Although she remained still, she vibrated with near-visible energy. Tallis could practically smell the heady cologne of her fear and focus. Her telepathic seductions were vile, but the surprising resilience of her fighting spirit made him smile more deeply.

“I like to think,” he said, “that when I break you, I’ll have broken someone who deserved the worst I can dish out. Seems you’re in the mood to make me a happy man.”

“Happy? I want you dead.” A look a horror crossed her face. She inhaled sharply, which lifted the supple curve of breasts draped in silk.

Tallis chuckled. “You didn’t mean to say that, did you?”

Exaggerating the ache in his shoulder, crouching before her, he shifted his weight onto the balls of his feet. Rather than leap, he leaned and swept his right leg. The toe of his boot caught her behind her upper thigh with a hard kick. He yanked. Between the blow and the pull, she fell hard onto her side.

She coughed, struggling for air. He pushed forward with two crouched strides and snatched the stolen blade from her bound hands.

“The Sun can fight. Gratifying, but it won’t change anything.” The gathering ferment outside the tent caught his attention again. “Stay. Unless you want to remain unaware of what’s happening among your flock.”
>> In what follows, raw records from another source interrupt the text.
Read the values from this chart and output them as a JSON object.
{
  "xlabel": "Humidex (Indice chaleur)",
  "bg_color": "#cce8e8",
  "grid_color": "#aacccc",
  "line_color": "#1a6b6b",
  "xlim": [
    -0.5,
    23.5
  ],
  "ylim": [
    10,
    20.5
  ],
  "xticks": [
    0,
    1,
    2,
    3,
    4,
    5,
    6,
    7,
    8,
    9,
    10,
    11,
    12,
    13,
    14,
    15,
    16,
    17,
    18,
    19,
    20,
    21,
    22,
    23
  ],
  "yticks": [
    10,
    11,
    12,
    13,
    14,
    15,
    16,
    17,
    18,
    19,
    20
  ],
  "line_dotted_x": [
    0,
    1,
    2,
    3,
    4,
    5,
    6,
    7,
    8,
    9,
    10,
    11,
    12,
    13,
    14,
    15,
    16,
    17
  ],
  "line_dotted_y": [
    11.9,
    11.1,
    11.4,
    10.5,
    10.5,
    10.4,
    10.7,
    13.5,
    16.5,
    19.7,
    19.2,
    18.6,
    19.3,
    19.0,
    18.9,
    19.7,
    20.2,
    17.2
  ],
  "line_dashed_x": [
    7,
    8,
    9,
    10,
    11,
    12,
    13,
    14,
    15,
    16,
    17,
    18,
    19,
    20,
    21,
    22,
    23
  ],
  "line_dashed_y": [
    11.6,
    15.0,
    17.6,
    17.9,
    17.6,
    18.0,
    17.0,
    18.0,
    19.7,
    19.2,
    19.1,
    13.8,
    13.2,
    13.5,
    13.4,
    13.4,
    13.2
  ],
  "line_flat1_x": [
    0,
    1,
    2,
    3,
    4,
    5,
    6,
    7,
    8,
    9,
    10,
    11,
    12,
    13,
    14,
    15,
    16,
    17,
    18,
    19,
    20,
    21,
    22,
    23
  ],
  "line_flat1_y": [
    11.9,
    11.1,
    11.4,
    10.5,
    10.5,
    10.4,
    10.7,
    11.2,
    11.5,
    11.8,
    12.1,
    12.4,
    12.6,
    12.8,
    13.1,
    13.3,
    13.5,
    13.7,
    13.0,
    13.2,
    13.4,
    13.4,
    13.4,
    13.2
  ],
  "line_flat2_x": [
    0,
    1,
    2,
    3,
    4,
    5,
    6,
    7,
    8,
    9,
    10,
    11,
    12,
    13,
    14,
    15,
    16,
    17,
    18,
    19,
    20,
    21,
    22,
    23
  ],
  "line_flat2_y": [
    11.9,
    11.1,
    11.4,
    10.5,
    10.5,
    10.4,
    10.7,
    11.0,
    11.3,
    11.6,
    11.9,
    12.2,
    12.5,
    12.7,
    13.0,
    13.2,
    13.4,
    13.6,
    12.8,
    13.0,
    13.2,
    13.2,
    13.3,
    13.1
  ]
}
Her mouth was . . . gorgeous. There was no other word. Bee-stung lips twisted into a sneer. “Do it.”

“That’s the only command of yours I’ll obey.”

Intending to piss her off, he took one more taste of the lips he’d never believed could be real. Seeing her in the flesh, tasting and smelling and touching her—those intimacies made her night visits more ephemeral. They were mere shadows compared to the sweet bitterness of the kiss he took without permission.

She bit him. Tallis reared back. He swiped a hand against his mouth and came away with blood.

“That wasn’t very nice, goddess.” But he was still grinning.

Both seaxes firmly grasped, Tallis peered outside again. Dusk approached to take the place of full sunlight. Amiable pods of Indranan had been gathered around their fire pits. Now they hurried around wearing frightened expressions.

Strange.

Tallis’s own clan, the Pendray, were generally insane and suffered from historic self-esteem issues, but at least they displayed what they felt without pretense. They were boisterous and unapologetic. The Indranan, however, were made of mystery. To see the camp transformed into a frenzied, buzzing collection of scared souls was shocking—so many emotions laid surprisingly bare.